Просим вас удалить этот файл с жесткого диска после прочтения.

Спасибо.

И. С. Картер

" Обреченность"

Серия: Багряный крест (книга 1)

Автор: И. С. Картер

Название на русском: Обреченность

Серия: Багряный крест

Перевод: Afortoff

Сверка: betty. page
Редактор: Екатерина Л.

Вычитка: Eva_Ber

Обложка: Таня Медведева

Оформление:

Eva_Ber

 

Я не вижу мертвых людей.

Я вижу Вас.

Я вижу каждое Ваше воплощение.

Я вижу историю Вашей души.

Я могу видеть, как Ваша аура пропитывалась предыдущими жизнями.

Большинство людей по своей сути добрые или злые.

Некоторые существуют между Тьмой и Светом.

Немногие могут изменить саму суть их сущности; это такая борьба, что в итоге большинство слишком слабы, чтобы победить.

Он был самим воплощением тьмы.

Настолько чистым проявлением зла, что даже его душа была насквозь пропитана тьмой. И все же меня тянет к нему, как мотылька к пламени.

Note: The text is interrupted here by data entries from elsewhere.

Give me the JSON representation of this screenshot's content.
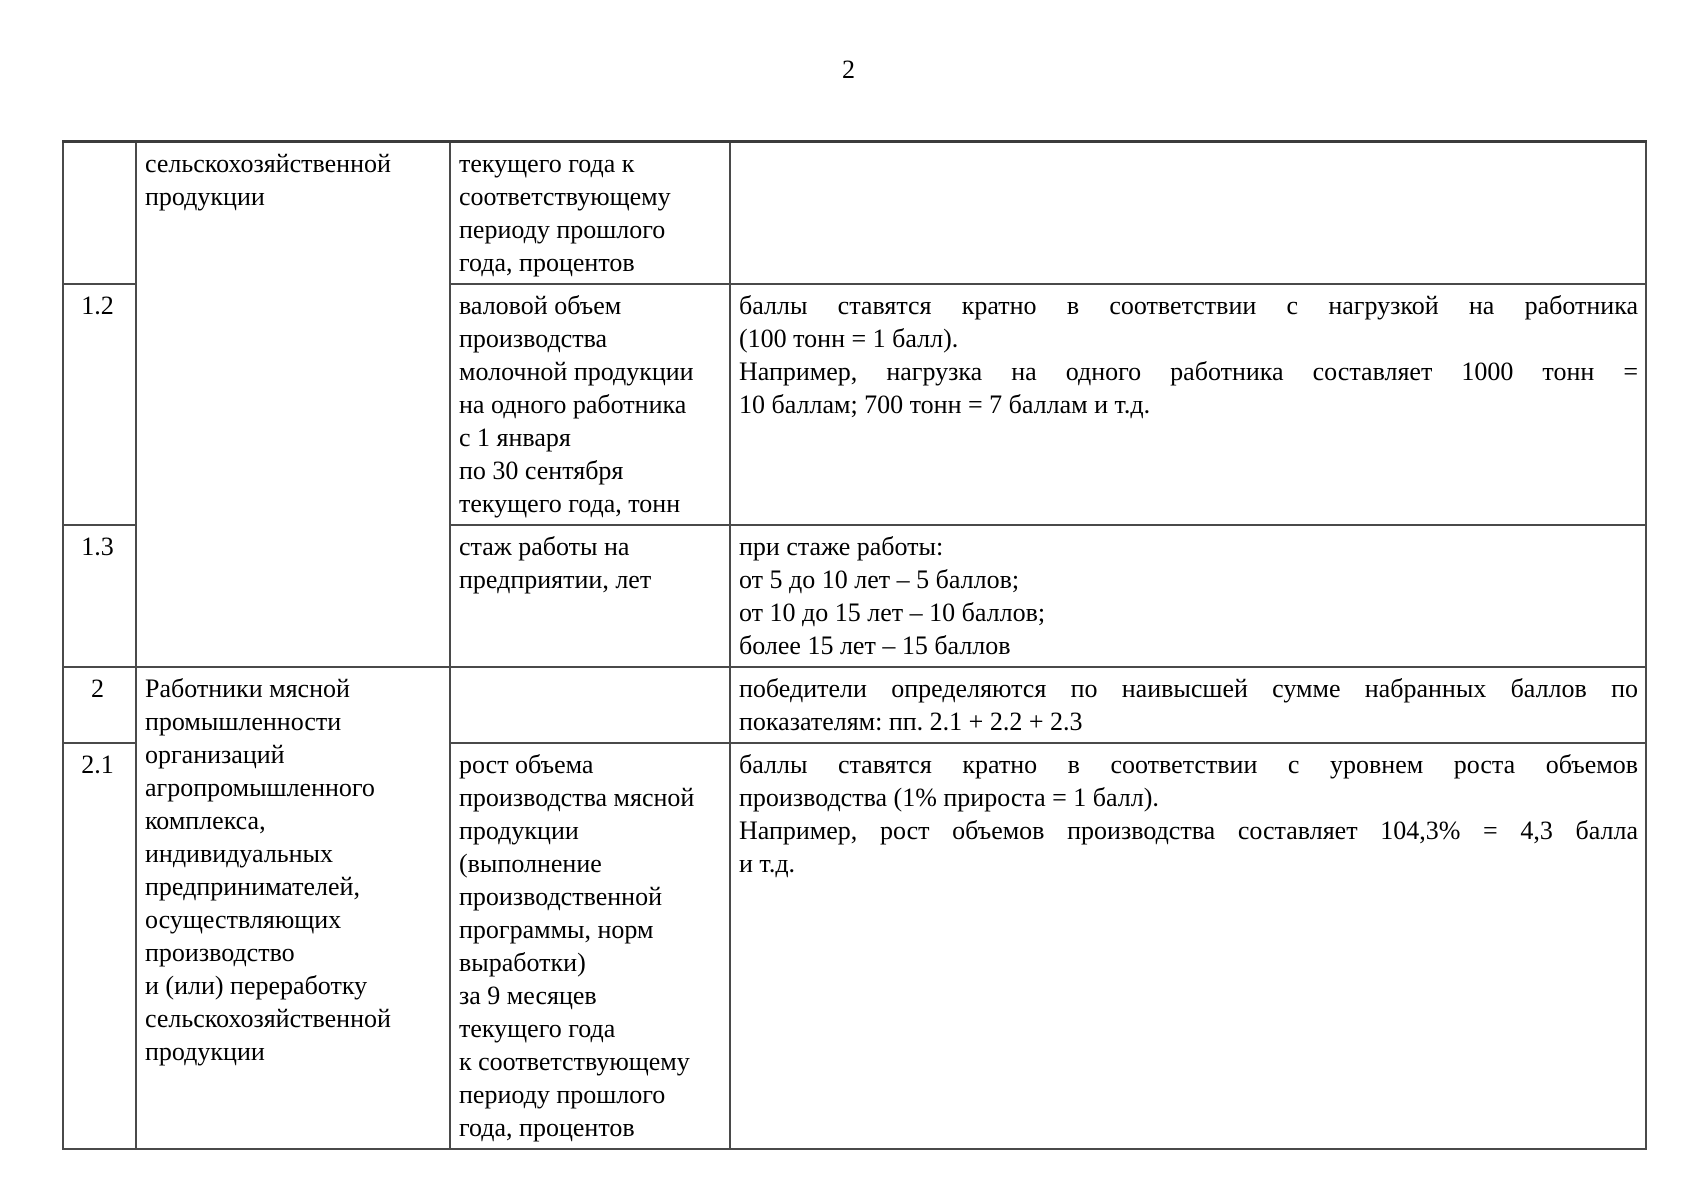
{
  "page": {
    "number": "2"
  },
  "colors": {
    "background": "#ffffff",
    "text": "#000000",
    "table_border": "#4a4a4a"
  },
  "table": {
    "rows": {
      "cont": {
        "num": "",
        "category": "сельскохозяйственной\nпродукции",
        "indicator": "текущего года к\nсоответствующему\nпериоду прошлого\nгода, процентов",
        "criteria": []
      },
      "r12": {
        "num": "1.2",
        "indicator": "валовой объем\nпроизводства\nмолочной продукции\nна одного работника\nс 1 января\nпо 30 сентября\nтекущего года, тонн",
        "criteria": [
          [
            "баллы ставятся кратно в соответствии с нагрузкой на работника",
            "(100 тонн = 1 балл)."
          ],
          [
            "Например, нагрузка на одного работника составляет 1000 тонн =",
            "10 баллам; 700 тонн = 7 баллам и т.д."
          ]
        ]
      },
      "r13": {
        "num": "1.3",
        "indicator": "стаж работы на\nпредприятии, лет",
        "criteria": [
          [
            "при стаже работы:"
          ],
          [
            "от 5 до 10 лет – 5 баллов;"
          ],
          [
            "от 10 до 15 лет – 10 баллов;"
          ],
          [
            "более 15 лет – 15 баллов"
          ]
        ]
      },
      "r2": {
        "num": "2",
        "category": "Работники мясной\nпромышленности\nорганизаций\nагропромышленного\nкомплекса,\nиндивидуальных\nпредпринимателей,\nосуществляющих\nпроизводство\nи (или) переработку\nсельскохозяйственной\nпродукции",
        "indicator": "",
        "criteria": [
          [
            "победители определяются по наивысшей сумме набранных баллов по",
            "показателям: пп. 2.1 + 2.2 + 2.3"
          ]
        ]
      },
      "r21": {
        "num": "2.1",
        "indicator": "рост объема\nпроизводства мясной\nпродукции\n(выполнение\nпроизводственной\nпрограммы, норм\nвыработки)\nза 9 месяцев\nтекущего года\nк соответствующему\nпериоду прошлого\nгода, процентов",
        "criteria": [
          [
            "баллы ставятся кратно в соответствии с уровнем роста объемов",
            "производства (1% прироста = 1 балл)."
          ],
          [
            "Например, рост объемов производства составляет 104,3% = 4,3 балла",
            "и т.д."
          ]
        ]
      }
    }
  }
}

Иногда я чувствую, что тону, волны моих чувств вымывают весь воздух из моих легких.

В остальные дни я вообще ничего не чувствую.

Я не уверена, что хуже: задыхаться без воздуха или умирать от этой жажды.

Сможете ли Вы научиться дышать под водой, когда найдете того, ради которого стоит утонуть?

«Обреченность» — темный роман.

Читатели, нуждающиеся в деликатном подходе, возможно, пожелают обойти эту книгу стороной.

Отойдите, тут совершенно не на что глазеть.

Читатели, которым нравится быть на темной стороне, занимайте Ваши места и наслаждайтесь поездкой.

«Я нашел так много красоты в Темноте, когда обнаружил так много ужаса в Свете».

Эзерет Скивел

***

Тебе.

Да, тебе.

Ты знаешь — кто ты.

Ты читаешь это сейчас.

Не отводи взгляд, нет никакого смысла краснеть.

Все эти слова только для тебя.

***

ненавижу этих людей с их ложным чувством, что они имеют право на всё, и укоренившейся верой, что они заслуживают этого богатства.

Все остальные, кто ниже их, — отбросы человечества, помещенные на эту землю только для того, чтобы обслуживать их потребности. Если только Ваша фамилия не Крэйвен — тогда они тоже падают к Вашим ногам или же точат свои ножи.

Бальный зал — олицетворение роскоши и расточительства для всех тех, кто заполняет его. Это не вежливое общество. Комната может быть набита самыми могущественными и богатыми людьми в Англии, но это не хорошие люди. Тьма окружает их тела, словно аура преступности, и если б они могли увидеть то, что вижу я, когда смотрю на них, они бы возгордились. Они бы хвастались своими нечестивыми делами и оправдывали свои злые действия.

Жены-трофеи с их фальшивыми сиськами и перекаченными ботоксом лицами обсуждают или самый последний скандал, или как лучше всего отчитать своего садовника за неправильную подрезку кустарников. Они презрительно игнорируют других присутствующих в комнате гостей. Это молодые, зачастую восточно-европейского происхождения девушки, которые стоят на коленях у ног своих хозяев, с ошейниками, врезающимися в нежную плоть их шей, и с поводками, привязанными к запястьям владельцев. Все это указывает на то, что эти девушки ни что иное, как игрушки, домашние животные — что-то, что выкидываешь, когда сломаешь.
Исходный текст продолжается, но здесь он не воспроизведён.